Kegiatan ini melibatkan bawahan untuk melaksanakan tugas sensiri
melalui pendelegasian dan supervisi yang bersifat umum. Gaya ini sesuai
dengan tingkat kematangan yang tinggi, orang-orang yang mampu dan
mau, atau mempunyai keyakinan untuk memikul tanggung jawab. Dengan
demikian, gaya delegasi ini berprofil rendah, yang memberikan sedikit
pengarahan atau dukungan memiliki tingkat kemungkinan efektif yang
paling tinggi dengan individu dalam tingkat kematangan tinggi.
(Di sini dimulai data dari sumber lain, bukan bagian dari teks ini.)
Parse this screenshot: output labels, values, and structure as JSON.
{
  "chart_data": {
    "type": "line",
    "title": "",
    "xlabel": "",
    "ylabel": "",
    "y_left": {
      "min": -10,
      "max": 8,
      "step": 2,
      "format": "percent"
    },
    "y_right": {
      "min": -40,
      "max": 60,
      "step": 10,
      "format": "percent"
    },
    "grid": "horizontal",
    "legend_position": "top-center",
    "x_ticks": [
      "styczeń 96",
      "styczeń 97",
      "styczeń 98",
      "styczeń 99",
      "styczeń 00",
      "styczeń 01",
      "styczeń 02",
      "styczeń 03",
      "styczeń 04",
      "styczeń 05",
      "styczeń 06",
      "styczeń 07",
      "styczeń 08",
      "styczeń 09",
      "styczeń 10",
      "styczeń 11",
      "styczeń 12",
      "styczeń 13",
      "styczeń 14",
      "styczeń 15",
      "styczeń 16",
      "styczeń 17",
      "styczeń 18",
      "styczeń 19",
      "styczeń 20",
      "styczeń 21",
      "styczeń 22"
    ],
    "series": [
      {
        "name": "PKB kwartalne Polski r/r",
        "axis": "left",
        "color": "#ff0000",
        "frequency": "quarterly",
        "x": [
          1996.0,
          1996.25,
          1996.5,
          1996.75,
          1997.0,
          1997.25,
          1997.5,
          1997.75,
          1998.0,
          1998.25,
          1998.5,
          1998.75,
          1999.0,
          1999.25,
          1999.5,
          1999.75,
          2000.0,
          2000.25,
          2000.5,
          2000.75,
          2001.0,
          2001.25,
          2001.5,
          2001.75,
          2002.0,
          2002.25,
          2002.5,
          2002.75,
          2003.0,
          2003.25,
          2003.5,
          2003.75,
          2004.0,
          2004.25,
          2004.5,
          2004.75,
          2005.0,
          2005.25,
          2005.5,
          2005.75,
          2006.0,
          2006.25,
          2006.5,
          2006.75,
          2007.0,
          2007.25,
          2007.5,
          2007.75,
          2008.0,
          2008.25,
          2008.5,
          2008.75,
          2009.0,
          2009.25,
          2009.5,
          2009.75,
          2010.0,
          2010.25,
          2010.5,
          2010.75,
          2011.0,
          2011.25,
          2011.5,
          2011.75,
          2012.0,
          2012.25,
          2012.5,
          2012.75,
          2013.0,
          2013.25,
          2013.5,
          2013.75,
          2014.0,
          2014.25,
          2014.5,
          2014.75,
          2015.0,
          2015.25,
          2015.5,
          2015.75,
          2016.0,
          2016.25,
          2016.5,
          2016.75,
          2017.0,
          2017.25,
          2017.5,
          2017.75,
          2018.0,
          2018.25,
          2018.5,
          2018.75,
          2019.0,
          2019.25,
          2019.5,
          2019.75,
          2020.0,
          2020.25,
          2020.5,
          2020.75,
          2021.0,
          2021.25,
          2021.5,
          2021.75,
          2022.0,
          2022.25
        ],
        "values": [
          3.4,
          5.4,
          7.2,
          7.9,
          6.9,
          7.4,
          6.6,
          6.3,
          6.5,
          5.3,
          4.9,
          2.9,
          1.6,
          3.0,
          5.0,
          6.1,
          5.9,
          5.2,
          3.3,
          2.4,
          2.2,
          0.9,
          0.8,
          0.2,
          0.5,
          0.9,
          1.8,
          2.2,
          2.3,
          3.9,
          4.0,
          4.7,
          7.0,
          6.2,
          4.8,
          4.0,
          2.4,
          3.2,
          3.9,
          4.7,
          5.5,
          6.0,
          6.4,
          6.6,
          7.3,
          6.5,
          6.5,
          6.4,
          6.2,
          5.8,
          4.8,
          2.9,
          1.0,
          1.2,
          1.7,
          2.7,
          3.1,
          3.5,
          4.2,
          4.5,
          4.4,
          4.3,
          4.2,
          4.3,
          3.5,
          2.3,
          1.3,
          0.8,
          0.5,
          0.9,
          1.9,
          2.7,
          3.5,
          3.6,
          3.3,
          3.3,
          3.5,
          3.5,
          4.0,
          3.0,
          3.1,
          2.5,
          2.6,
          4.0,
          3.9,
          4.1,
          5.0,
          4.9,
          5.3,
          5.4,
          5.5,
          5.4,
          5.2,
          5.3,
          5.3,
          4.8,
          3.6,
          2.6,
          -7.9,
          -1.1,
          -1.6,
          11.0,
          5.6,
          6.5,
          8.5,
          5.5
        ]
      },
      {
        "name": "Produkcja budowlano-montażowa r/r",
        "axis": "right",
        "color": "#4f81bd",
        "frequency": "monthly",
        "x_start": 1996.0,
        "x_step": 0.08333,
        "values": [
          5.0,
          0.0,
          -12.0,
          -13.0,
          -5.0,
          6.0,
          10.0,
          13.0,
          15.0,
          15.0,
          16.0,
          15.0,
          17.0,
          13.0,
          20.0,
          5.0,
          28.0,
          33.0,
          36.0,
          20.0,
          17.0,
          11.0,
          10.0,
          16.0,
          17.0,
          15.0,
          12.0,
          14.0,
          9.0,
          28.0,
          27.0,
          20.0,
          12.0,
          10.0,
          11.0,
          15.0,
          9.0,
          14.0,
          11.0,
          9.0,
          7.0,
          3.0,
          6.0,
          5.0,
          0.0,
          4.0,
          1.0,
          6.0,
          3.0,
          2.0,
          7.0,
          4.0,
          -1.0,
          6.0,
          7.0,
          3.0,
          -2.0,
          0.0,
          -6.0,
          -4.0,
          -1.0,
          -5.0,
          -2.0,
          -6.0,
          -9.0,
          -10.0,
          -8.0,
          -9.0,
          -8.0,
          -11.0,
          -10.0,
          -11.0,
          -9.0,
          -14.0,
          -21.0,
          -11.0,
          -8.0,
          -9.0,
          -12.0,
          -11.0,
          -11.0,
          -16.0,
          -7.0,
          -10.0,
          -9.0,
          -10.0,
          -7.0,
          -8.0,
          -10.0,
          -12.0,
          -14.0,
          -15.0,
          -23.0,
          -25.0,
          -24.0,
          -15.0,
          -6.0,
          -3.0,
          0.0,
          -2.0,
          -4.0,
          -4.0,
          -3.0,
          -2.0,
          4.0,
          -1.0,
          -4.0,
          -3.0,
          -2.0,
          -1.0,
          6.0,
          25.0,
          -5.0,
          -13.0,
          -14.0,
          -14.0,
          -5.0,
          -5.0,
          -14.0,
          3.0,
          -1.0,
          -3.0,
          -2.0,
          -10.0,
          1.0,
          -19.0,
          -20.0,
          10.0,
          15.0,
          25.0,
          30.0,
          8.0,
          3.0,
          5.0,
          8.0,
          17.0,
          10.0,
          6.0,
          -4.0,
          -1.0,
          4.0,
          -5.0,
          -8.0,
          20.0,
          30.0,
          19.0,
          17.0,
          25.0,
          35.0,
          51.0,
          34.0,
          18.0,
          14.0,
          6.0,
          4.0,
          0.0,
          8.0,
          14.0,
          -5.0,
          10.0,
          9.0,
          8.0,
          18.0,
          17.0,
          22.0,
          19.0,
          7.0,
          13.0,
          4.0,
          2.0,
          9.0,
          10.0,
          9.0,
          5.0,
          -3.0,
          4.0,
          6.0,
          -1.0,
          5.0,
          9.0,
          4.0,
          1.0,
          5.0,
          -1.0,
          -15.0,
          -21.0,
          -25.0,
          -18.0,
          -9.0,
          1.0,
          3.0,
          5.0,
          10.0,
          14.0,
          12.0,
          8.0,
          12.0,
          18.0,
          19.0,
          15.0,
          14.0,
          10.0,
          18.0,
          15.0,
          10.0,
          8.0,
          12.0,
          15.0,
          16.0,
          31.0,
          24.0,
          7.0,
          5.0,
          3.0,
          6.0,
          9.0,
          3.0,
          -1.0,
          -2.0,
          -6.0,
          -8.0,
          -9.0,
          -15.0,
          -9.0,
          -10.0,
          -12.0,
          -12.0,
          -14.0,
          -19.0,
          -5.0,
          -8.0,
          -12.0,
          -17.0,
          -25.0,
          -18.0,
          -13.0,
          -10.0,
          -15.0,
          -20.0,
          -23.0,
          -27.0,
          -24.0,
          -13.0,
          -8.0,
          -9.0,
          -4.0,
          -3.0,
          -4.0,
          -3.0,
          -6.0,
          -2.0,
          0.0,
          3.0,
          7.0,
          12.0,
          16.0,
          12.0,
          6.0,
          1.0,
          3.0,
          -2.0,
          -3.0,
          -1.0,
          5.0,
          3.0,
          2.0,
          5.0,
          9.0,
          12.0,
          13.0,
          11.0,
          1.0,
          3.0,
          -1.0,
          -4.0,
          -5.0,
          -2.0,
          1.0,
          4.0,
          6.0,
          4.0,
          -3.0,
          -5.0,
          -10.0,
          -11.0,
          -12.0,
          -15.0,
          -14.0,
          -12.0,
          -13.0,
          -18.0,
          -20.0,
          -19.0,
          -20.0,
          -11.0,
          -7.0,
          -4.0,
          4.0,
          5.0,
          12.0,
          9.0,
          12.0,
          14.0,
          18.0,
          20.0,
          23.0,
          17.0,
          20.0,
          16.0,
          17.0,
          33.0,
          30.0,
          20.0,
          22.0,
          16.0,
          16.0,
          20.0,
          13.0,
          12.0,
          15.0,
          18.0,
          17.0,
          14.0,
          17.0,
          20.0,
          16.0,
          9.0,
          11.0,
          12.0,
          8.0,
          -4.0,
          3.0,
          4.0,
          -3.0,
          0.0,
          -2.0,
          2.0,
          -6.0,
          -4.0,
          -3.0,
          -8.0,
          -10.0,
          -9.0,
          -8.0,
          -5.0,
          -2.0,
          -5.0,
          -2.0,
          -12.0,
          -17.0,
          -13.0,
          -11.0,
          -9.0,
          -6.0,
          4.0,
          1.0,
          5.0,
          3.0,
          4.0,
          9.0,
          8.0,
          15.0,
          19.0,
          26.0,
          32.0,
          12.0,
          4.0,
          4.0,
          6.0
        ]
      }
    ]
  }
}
Berdasarkan uraian di atas maka dapat disimpulkan bahwa pada dasarnya
setiap pemimpin melakukan gaya ini, hanya pada suatu saat tertentu pemimpin
harus mampu mengambil gaya kepemimpinan yang paling tepat dengan
kondisi yang terjadi, agar kepemimpinan efektif hasilnya. Pada keadaan
tertentu gaya yang satu lebih menonjol dari gaya lainnya, dan ini tergantung
pada bawahan yang dihadapi serta pada tingkat kedewasaan mana bawahan
tersebut.
Memperhatikan hal tersebut maka sebenarnya tidak ada gaya
kepemimpinan yang terbaik, yang ada hanya kepemimpinan yang paling
efektif hasilnya, yaitu kepemimpinan yang berhasil menggerakkan bawahan
untuk mencapai tujuan yang telah ditetapkan.